Hot Posts

6/recent/ticker-posts

Desak "Bersihkan" Satnarkoba, Koalisi Anti Narkotika Bima Geruduk Polres Bima Kota Terkait Oknum Polisi "Kotor"

Desak "Bersihkan" Satnarkoba, Koalisi Anti Narkotika Bima Geruduk Polres Bima Kota Terkait Oknum Polisi "Kotor"

KOTA BIMA – Puluhan massa yang tergabung dalam Koalisi Masyarakat Anti Narkotika Bima menggelar aksi unjuk rasa besar-besaran di depan Mako Polres Bima Kota, Kamis (12/02). Massa mendesak institusi kepolisian untuk melakukan pembersihan internal secara total menyusul adanya indikasi keterlibatan oknum anggota Polri dalam jaringan peredaran gelap narkotika di wilayah tersebut.

Aksi yang dipimpin oleh Sunardi, SE ini diikuti sekitar 50 orang, termasuk kelompok Majelis Taklim dan Forum Rumah Aspirasi Kota Bima, yang merasa prihatin atas rusaknya generasi muda akibat barang haram tersebut.

Soroti Keterlibatan Oknum: Tuntut Pemecatan Tidak Hormat

Dalam orasinya, Sunardi menegaskan bahwa kepercayaan publik terhadap Polri tengah dipertaruhkan. Ia menyoroti adanya oknum-oknum "polisi kotor" yang diduga kuat berperan sebagai pelindung bahkan bandar narkoba di Kota Bima.

"Kami meminta Kapolres segera mengajukan usulan Pemberhentian Tidak Dengan Hormat (PTDH) bagi oknum polisi yang sudah ditangkap karena terlibat jaringan narkoba.

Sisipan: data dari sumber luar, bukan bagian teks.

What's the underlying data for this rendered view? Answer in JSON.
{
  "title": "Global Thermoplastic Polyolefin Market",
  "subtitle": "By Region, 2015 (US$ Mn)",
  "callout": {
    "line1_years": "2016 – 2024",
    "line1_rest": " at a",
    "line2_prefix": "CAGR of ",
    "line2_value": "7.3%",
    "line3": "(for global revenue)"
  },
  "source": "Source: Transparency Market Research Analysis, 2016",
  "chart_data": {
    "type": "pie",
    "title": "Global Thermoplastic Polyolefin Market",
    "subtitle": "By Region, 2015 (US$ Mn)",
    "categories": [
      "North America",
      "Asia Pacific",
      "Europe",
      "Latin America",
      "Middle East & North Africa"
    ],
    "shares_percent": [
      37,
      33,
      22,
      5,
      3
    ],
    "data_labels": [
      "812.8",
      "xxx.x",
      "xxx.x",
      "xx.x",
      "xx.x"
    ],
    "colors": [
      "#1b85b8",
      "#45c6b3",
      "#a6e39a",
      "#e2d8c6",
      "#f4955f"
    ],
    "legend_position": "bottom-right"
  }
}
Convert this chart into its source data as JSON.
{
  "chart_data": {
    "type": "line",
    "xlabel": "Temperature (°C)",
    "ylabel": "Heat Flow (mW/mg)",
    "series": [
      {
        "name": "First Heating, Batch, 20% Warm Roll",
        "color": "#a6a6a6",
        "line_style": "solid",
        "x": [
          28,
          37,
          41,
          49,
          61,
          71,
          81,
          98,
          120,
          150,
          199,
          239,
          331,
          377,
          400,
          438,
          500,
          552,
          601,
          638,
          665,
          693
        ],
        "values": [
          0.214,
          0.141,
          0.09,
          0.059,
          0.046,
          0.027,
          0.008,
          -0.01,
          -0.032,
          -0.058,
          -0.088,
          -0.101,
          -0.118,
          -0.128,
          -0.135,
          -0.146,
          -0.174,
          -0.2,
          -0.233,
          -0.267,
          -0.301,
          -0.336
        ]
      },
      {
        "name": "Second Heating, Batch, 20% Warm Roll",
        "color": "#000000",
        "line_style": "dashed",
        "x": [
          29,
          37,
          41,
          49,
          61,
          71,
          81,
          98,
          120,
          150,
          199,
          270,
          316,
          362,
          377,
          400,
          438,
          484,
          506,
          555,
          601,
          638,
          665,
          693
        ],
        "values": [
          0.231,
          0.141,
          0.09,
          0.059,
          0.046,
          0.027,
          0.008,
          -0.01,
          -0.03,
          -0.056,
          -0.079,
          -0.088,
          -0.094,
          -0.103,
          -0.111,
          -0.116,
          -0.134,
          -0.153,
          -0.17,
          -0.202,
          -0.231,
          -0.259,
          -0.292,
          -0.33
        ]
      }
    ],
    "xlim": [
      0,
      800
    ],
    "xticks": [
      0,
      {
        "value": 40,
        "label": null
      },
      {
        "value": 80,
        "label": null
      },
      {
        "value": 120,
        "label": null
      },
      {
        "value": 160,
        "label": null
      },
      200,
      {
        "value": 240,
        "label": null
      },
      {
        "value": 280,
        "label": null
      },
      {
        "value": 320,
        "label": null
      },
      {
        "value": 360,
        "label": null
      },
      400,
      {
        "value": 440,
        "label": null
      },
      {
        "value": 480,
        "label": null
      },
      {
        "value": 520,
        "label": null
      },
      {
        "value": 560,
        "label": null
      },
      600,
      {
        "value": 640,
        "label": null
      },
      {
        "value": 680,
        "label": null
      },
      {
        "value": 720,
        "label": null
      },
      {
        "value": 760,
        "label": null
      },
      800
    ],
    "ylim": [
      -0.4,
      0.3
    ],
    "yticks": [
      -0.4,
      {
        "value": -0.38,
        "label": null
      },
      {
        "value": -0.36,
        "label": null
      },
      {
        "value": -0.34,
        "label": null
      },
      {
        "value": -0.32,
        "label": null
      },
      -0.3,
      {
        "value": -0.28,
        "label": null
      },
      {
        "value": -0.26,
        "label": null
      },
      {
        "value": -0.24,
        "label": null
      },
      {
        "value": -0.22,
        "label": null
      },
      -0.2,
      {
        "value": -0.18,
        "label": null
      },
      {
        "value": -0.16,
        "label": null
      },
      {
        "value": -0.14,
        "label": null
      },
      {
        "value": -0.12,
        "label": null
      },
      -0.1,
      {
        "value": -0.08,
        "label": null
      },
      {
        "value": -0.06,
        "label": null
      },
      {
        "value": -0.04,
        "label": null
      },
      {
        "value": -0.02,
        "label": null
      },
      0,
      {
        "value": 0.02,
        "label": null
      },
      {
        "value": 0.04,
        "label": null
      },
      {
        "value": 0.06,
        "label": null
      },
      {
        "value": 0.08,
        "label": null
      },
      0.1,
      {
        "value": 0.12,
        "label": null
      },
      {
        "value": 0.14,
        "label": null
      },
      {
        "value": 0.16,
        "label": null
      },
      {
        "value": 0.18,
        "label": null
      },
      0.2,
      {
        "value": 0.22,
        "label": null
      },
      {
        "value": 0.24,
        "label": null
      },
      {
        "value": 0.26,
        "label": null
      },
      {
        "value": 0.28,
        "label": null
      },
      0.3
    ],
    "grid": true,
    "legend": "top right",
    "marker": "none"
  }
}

Tidak ada tempat bagi perusak generasi di dalam institusi penegak hukum," tegas Sunardi di depan gerbang Mako Polres.

Tuntut Perombakan Total Satuan Reserse Narkoba

Salah satu tuntutan paling krusial dalam aksi ini adalah desakan untuk melakukan audit dan perombakan total terhadap seluruh personel di Satuan Reserse Narkoba (Satnarkoba) Polres Bima Kota.

"Kami menuntut agar seluruh kru Satnarkoba dibersihkan dan diganti dengan personel baru yang memiliki rekam jejak bersih dari pusaran narkoba. Ini penting untuk mengembalikan muruah Polres Bima Kota sebagai garda terdepan pemberantasan narkotika," tambahnya.

5 Poin Tuntutan Koalisi Masyarakat Anti Narkotika:

a. Berantas Tuntas peredaran narkotika di seluruh titik Kota Bima tanpa pandang bulu.

b. Pembersihan Internal terhadap oknum anggota Polri yang terindikasi membekingi jaringan narkoba.

c. Sanksi PTDH (Pemecatan) segera bagi oknum yang telah terbukti secara hukum terlibat dalam peredaran gelap.

d. Penyegaran Satnarkoba dengan mengganti seluruh kru guna memutus rantai potensi konspirasi dengan bandar.

e. Deklarasi Bersama antara Polres, masyarakat, dan BNN untuk memberantas narkoba hingga ke akar-akarnya.

Massa aksi menyatakan akan terus mengawal komitmen Polres Bima Kota dalam membersihkan institusinya. Mereka berharap kepolisian tidak hanya tajam keluar, tetapi juga tegas ke dalam demi menyelamatkan generasi bangsa dari ancaman narkotika.